ドイツ出身のフォーク/ヴァイキング/デス/パワーメタルのごった煮的ノリのベテラン・バンドが2006年に発売した通算8作目。
8枚もアルバムを発売していながらメジャーになりきれない、ちょっと悲しいバンドだが、過小評価されすぎじゃないかと思うね。
ドイツのフォーク/ヴァイキング系といえば最近にEquilibriumを紹介したばかりなのだが、あちらがメロスピ的なノリが売りなら、こちらは正統派パワーメタル的なノリが売りということになる。
基本は正統派パワメタな音楽性ながら、どこかしらスウェディッシュなメロデス風味も感じたりするところも個人的には好みだ。
さすがベテランバンドだけあってフォーキーな風味の使い方が嫌味無く、自然に楽曲の中に溶け込ませているのは凄いと思うな。
疾走感はそれほどではなく、ドラマチックな楽曲展開を信条としており、民謡風味入りのBlind Guardianっていう感じもする。

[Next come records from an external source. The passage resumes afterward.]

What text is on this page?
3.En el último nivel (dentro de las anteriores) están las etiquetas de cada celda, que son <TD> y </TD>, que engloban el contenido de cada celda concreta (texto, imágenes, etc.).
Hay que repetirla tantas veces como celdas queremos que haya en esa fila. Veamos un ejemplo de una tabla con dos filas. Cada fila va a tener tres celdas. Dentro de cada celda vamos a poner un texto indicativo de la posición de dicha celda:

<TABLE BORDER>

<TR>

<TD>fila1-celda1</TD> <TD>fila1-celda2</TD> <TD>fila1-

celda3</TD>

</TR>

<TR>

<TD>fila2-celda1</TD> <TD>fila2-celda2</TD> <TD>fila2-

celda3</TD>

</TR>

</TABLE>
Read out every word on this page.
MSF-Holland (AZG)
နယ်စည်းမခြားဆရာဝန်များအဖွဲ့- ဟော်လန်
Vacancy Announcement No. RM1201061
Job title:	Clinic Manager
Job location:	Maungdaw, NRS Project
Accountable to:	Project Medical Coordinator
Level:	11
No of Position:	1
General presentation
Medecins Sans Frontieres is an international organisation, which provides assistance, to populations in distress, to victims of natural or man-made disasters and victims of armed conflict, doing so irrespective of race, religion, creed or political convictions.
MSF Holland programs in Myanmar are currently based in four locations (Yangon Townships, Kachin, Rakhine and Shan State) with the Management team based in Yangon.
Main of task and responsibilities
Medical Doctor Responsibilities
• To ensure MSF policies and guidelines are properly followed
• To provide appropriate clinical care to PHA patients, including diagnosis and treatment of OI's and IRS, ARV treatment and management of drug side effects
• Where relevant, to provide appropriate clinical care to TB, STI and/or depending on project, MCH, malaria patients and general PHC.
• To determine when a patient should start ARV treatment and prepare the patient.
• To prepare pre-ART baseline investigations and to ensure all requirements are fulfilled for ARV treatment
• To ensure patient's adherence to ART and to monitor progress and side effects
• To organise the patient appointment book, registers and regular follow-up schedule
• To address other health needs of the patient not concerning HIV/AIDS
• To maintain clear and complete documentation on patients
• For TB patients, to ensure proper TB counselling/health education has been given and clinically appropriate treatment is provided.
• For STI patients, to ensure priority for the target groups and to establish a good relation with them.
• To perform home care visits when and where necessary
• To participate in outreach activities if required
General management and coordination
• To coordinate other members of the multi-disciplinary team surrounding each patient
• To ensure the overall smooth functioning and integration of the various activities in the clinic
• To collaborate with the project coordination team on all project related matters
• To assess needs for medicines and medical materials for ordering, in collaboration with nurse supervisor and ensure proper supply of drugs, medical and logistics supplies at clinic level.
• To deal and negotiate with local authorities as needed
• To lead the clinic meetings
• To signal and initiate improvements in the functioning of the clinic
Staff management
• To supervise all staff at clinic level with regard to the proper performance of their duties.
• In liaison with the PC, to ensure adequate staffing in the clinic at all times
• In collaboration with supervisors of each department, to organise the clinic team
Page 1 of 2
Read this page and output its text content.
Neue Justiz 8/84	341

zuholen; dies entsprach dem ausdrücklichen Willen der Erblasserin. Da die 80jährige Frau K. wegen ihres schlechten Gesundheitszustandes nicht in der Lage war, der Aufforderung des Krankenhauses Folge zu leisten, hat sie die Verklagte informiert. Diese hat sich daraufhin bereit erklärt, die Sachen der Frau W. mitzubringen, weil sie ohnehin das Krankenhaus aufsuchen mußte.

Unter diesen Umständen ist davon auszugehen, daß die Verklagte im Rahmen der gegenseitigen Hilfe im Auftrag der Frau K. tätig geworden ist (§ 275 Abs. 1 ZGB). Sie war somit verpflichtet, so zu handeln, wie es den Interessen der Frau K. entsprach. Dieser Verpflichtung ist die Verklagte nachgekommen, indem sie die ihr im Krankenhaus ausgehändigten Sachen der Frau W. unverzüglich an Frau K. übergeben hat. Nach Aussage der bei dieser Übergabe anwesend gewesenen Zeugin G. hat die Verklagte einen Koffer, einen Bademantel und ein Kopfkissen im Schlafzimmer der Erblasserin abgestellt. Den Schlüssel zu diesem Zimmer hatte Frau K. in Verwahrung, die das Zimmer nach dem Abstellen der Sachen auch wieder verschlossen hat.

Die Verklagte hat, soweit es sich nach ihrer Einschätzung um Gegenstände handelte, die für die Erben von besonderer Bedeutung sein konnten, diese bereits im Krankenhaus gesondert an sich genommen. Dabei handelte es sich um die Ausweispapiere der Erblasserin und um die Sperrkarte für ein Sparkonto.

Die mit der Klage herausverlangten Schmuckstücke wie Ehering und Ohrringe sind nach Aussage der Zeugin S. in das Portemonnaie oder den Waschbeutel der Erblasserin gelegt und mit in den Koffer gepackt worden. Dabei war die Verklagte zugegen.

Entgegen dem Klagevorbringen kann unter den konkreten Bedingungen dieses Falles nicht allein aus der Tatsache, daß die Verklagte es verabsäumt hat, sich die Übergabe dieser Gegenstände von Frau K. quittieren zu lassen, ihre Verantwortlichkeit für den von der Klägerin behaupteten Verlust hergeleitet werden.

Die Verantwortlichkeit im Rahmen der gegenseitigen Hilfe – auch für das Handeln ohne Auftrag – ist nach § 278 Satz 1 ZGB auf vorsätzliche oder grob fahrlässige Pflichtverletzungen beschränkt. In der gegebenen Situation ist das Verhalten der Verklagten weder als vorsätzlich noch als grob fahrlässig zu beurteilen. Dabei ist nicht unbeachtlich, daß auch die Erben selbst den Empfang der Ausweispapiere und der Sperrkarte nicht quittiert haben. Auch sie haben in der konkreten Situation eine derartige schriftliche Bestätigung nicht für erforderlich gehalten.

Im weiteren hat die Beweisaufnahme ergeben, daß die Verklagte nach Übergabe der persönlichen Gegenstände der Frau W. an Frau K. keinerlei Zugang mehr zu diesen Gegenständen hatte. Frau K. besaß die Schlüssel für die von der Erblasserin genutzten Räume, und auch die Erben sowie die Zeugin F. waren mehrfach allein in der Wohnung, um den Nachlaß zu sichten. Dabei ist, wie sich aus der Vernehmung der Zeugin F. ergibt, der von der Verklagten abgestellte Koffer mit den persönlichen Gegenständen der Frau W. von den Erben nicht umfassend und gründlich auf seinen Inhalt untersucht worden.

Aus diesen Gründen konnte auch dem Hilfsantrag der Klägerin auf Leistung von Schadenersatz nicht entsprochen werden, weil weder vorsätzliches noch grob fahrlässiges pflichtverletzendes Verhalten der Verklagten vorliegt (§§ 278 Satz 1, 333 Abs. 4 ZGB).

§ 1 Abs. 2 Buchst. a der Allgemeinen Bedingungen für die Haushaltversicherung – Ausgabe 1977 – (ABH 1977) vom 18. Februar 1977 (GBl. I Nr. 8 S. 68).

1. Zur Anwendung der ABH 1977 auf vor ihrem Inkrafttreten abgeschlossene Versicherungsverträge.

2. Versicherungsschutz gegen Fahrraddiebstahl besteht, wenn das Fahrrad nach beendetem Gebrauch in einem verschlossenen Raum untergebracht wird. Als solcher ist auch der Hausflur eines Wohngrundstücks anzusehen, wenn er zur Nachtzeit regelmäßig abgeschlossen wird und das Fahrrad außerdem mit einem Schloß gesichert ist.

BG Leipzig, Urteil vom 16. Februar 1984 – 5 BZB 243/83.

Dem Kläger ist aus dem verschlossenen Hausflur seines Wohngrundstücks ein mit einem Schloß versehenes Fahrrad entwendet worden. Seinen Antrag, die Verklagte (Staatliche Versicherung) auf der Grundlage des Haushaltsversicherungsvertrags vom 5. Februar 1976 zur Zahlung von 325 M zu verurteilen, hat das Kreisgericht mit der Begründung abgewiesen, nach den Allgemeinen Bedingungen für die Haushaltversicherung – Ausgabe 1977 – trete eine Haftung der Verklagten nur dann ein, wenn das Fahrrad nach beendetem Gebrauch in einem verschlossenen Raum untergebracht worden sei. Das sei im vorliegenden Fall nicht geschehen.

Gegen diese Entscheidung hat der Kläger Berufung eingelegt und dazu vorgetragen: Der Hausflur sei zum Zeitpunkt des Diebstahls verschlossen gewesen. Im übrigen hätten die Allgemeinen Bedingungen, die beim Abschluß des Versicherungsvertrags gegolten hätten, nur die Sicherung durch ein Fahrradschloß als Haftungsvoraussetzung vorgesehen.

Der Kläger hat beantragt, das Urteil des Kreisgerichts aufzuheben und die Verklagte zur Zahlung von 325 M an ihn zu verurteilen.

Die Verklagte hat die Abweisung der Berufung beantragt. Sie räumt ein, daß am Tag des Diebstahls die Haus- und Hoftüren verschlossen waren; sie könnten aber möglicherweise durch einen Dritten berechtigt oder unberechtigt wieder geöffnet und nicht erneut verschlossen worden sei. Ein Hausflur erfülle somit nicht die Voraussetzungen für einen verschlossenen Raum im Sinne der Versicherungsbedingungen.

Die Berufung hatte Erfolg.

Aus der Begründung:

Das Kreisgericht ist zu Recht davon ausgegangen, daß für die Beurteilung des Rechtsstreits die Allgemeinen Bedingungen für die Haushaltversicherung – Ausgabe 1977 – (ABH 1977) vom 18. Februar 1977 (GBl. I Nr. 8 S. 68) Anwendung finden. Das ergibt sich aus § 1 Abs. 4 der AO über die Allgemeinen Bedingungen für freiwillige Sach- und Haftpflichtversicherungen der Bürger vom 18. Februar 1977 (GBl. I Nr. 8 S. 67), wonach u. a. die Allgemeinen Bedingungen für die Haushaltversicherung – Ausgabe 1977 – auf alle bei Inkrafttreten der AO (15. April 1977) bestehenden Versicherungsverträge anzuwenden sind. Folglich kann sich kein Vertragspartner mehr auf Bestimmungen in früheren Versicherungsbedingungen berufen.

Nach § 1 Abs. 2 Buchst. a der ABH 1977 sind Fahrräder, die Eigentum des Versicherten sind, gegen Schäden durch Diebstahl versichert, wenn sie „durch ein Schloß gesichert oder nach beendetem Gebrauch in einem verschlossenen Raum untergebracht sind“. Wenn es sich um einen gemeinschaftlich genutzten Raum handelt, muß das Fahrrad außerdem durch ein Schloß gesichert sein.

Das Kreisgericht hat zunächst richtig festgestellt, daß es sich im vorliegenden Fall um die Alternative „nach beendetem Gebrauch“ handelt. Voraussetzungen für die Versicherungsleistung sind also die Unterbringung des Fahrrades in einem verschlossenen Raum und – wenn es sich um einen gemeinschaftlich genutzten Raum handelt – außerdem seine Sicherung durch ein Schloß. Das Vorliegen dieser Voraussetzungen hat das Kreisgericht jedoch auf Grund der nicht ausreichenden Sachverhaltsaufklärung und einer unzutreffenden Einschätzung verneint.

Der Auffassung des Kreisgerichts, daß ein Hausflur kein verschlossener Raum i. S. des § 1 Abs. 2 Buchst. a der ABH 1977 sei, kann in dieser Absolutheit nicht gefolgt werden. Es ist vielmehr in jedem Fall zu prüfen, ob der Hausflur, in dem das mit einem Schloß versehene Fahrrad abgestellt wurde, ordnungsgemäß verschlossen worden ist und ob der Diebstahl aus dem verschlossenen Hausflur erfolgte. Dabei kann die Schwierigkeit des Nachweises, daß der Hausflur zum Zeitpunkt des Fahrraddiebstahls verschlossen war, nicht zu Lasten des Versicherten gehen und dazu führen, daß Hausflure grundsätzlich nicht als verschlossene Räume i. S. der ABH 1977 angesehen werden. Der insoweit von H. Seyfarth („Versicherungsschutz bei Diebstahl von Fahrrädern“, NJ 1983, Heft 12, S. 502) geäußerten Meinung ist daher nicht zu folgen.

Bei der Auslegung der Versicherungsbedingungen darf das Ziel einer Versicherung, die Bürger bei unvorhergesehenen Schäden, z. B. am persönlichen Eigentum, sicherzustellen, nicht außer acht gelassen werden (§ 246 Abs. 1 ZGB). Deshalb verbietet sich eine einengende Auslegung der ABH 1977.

まぁ、昔はEquilibrium的な若さも感じたが、今は大人だ(笑。
1曲目から8分の大作という、一般人侵入お断り状態だ(笑。
ドラマチックな楽曲ではあるんだが、それほど燃えないなぁ。
で、個人的本編スタートの2曲目A Blackened Shield
楽曲的には、新世代メロデスにフォーク風味を隠し味とした感じだ。
フォーク/ヴァイキングな色は、この曲にはあまり無い。しいて言うなら、そうした色は全てエンディングに追いやった。
イントロからの流れとシャウトが特に大好きな楽曲だ。
4曲目のEvoke The Demon
この曲を聴くとフォーク/ヴァイキング・バンドなんだと分かる。
まぁ、こうした楽曲がこのバンドの本線ではあるんだが。
ただ、ヴァイキングな感じは漢くさい勇壮さというより、爽快な感じがするんだよね。フォーキーな色もクサイというよりは、こうしたバンドのなかでは比較的アッサリめではないかと思う。
10曲目のThe IXth Legionが最強楽曲だね。
アルバム中ではかなりメロデス寄りの楽曲だ。
ヴァイキング・メロディック・デスメタルという感じかな。
アグレッシブで勇壮な感じもアルバム中随一だと思うし、緩急や静動の対比で作るドラマチックさも素晴らしい。
時折鳴り響くバグパイプの音色もいいね。
全体的にはBlind Guardian的なドラマチック系パワーメタルの色を受け継ぎながらフォーク/ヴァイキング方面に振った作風だ。
なので、フォーキーな感じで避けてしまう人もかなり聴きやすく仕上がってると思う。実際、ベタベタな民謡炸裂ってわけでもないし。
演奏もベテランらしく安定感があるのはいいね。Equilibrium、たまにバタついちゃって微笑ましく感じる部分があったし(笑。
Equilibriumに惚れた人は是非聴いて欲しいアルバムだ。